Landay and Strobel's stories ran in counter to reports by The New York Times, The Washington Post and other national publications, resulting in some newspapers within Knight-Ridder chain refusing to run the two reporter's stories. After the war and the discrediting of many initial news reports, Strobel and Landay received the Raymond Clapper Memorial award from the Senate Press Gallery on February 5, 2004 for their coverage.
The Huffington Post headlined the two as "the reporting team that got Iraq right". The Columbia Journalism Review described the reporting as "unequaled by the Bigfoots working at higher-visibility outlets such as the New York Times, the Washington Post, the Wall Street Journal and the Los Angeles Times".
On March 13, 2006, The McClatchy Company announced its agreement to purchase Knight Ridder for a purchase price of $6.5 billion in cash, stock and debt. The deal gave McClatchy 32 daily newspapers in 29 markets, with a total circulation of 3.3 million. However, for various reasons, McClatchy decided immediately to resell twelve of these papers.
On April 26, 2006, McClatchy announced it was selling the San Jose Mercury News, Contra Costa Times, Monterey Herald, and St. Paul Pioneer Press to MediaNews Group (with backing from the Hearst Corporation) for $1 billion.
Daily newspapers owned by Knight Ridder and its predecessors - listed alphabetically by place of publication - included:
A list of companies that were at one time or another owned by Knight Ridder:
In 1954, Ridder Newspapers launched WDSM-TV in Superior, Wisconsin, serving the Duluth, Minnesota market. Initially a CBS affiliate, it switched to its present NBC affiliation a year and a half after the station's launch. It was spun off after Ridder's merger with Knight Newspapers, Inc.
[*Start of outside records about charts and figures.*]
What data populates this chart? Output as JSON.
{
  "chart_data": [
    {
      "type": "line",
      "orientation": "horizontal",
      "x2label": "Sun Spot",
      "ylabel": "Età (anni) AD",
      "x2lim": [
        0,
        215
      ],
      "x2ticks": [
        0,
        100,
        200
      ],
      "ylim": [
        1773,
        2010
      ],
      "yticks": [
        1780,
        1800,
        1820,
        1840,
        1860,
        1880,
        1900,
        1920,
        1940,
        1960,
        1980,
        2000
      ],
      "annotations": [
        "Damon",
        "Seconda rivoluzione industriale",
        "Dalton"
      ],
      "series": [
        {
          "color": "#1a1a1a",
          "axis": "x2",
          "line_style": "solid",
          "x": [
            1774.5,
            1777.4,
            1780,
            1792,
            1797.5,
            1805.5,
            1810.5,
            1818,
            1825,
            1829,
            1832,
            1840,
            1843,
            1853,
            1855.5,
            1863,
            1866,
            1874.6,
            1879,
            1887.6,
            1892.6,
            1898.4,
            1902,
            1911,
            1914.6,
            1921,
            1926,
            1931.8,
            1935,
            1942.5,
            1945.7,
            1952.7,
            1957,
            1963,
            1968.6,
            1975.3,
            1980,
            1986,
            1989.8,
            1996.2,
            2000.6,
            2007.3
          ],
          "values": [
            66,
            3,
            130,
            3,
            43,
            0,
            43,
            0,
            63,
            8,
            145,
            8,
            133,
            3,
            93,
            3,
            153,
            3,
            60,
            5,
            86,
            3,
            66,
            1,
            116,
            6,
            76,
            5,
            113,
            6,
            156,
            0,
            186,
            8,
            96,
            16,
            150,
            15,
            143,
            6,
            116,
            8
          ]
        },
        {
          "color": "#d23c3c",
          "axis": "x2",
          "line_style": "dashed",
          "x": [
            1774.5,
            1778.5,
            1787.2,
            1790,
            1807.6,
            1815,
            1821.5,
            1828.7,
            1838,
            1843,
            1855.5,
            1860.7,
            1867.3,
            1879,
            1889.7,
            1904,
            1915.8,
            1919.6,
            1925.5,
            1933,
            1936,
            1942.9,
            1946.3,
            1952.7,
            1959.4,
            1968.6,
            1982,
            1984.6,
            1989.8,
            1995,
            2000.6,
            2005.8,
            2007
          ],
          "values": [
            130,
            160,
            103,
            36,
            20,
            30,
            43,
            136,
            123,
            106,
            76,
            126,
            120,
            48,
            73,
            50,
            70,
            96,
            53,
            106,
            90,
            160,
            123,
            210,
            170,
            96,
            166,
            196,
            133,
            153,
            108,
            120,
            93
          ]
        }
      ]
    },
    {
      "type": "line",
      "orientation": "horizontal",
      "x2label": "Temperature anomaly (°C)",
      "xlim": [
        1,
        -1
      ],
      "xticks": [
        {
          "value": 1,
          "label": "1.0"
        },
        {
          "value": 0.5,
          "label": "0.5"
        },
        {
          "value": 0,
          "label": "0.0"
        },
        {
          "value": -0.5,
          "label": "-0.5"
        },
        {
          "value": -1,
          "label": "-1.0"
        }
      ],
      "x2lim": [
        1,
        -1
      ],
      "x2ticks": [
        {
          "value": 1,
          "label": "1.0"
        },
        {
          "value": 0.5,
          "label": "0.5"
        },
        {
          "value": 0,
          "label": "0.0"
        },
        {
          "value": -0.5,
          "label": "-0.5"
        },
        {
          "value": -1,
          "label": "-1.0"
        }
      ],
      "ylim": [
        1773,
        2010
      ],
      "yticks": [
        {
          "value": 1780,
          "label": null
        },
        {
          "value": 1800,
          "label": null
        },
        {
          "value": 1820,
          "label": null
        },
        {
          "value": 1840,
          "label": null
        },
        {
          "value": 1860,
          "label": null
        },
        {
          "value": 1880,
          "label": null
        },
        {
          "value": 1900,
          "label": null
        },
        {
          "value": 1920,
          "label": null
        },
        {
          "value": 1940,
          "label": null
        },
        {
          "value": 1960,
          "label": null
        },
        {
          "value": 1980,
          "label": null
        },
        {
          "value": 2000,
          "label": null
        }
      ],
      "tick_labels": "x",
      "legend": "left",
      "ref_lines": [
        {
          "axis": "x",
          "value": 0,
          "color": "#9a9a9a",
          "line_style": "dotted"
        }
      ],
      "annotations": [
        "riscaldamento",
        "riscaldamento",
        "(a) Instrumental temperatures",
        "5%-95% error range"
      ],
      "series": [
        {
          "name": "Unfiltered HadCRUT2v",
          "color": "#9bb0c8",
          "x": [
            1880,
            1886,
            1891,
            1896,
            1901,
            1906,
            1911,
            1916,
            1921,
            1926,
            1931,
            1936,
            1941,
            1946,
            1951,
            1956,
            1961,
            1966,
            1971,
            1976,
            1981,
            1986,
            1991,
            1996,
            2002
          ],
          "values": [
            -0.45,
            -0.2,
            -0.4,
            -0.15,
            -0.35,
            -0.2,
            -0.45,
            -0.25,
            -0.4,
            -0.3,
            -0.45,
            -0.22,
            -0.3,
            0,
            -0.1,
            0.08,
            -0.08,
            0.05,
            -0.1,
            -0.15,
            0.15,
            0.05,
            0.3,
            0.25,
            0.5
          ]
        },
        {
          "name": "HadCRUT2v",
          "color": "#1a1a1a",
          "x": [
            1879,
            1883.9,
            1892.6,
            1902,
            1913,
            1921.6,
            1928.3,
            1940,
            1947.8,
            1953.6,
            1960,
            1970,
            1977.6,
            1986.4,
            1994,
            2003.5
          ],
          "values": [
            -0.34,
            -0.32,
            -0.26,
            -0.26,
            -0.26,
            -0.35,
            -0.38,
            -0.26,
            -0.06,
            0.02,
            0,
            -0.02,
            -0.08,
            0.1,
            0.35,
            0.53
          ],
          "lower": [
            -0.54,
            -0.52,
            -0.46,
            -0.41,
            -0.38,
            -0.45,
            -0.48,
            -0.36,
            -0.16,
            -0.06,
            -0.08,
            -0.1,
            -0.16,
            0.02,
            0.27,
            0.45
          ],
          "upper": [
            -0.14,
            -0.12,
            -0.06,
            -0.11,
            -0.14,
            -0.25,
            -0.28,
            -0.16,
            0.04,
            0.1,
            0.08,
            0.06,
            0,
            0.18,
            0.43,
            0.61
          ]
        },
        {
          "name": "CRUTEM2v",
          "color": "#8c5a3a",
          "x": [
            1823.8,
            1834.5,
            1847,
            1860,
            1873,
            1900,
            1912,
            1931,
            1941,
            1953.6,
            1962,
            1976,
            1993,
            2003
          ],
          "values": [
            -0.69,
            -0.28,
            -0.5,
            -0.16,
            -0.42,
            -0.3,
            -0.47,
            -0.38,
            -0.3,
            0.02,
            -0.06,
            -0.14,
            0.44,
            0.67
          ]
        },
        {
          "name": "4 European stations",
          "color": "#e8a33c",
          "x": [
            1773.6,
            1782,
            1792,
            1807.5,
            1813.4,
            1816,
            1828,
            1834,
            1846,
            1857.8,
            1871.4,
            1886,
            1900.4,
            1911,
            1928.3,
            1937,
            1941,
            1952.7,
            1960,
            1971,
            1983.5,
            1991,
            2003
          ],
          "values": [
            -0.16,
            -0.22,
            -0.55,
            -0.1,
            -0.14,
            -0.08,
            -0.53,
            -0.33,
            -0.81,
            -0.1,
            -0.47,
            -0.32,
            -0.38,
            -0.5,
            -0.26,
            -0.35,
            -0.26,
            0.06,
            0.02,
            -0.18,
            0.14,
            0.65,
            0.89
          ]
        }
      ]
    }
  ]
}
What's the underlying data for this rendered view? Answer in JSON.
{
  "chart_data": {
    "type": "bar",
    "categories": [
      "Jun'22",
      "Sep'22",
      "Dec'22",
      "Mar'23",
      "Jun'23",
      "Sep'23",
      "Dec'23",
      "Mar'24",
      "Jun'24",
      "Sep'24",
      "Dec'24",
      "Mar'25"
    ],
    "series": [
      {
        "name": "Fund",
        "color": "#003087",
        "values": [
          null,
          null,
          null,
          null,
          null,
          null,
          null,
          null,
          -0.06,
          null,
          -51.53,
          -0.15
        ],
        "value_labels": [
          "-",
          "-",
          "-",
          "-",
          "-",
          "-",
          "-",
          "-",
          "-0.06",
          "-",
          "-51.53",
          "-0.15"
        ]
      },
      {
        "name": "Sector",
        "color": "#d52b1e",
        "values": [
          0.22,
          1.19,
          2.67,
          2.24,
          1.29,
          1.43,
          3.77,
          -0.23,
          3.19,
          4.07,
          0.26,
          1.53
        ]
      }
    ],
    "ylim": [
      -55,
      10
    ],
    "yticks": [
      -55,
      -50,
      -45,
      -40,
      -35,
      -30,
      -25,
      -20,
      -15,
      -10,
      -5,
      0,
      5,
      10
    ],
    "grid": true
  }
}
In 1977, Knight Ridder entered broadcasting with the acquisition of Poole Broadcasting, which consisted of WJRT-TV in Flint, Michigan, WTEN in Albany, New York and its satellite WCDC in Adams, Massachusetts, and WPRI-TV in Providence, Rhode Island. Immediately after the acquisition of these stations was finalized, Knight Ridder cut a corporate affiliation deal with ABC, switching then-CBS affiliates WTEN/WCDC and WPRI (the latter of which eventually rejoined CBS) to ABC (WJRT was already affiliated with ABC when the affiliation deal was made). Knight Ridder would acquire several television stations in medium-sized markets during the 1980s, including three stations owned by The Detroit News which the Gannett Company (which purchased the newspaper in 1986) could not keep due to Federal Communications Commission regulations on media cross-ownership and/or television duopolies then in effect. (None of Knight Ridder's later acquisitions changed their network affiliations under Knight Ridder ownership; for example, then-NBC affiliate WALA-TV in Mobile, Alabama remained an NBC affiliate when it was owned by Knight Ridder and would switch to Fox several years after Knight Ridder sold the station.) In early 1989, Knight Ridder announced its exit from broadcasting, selling all of its stations to separate buyers; the sales were finalized in the summer and early fall of that year.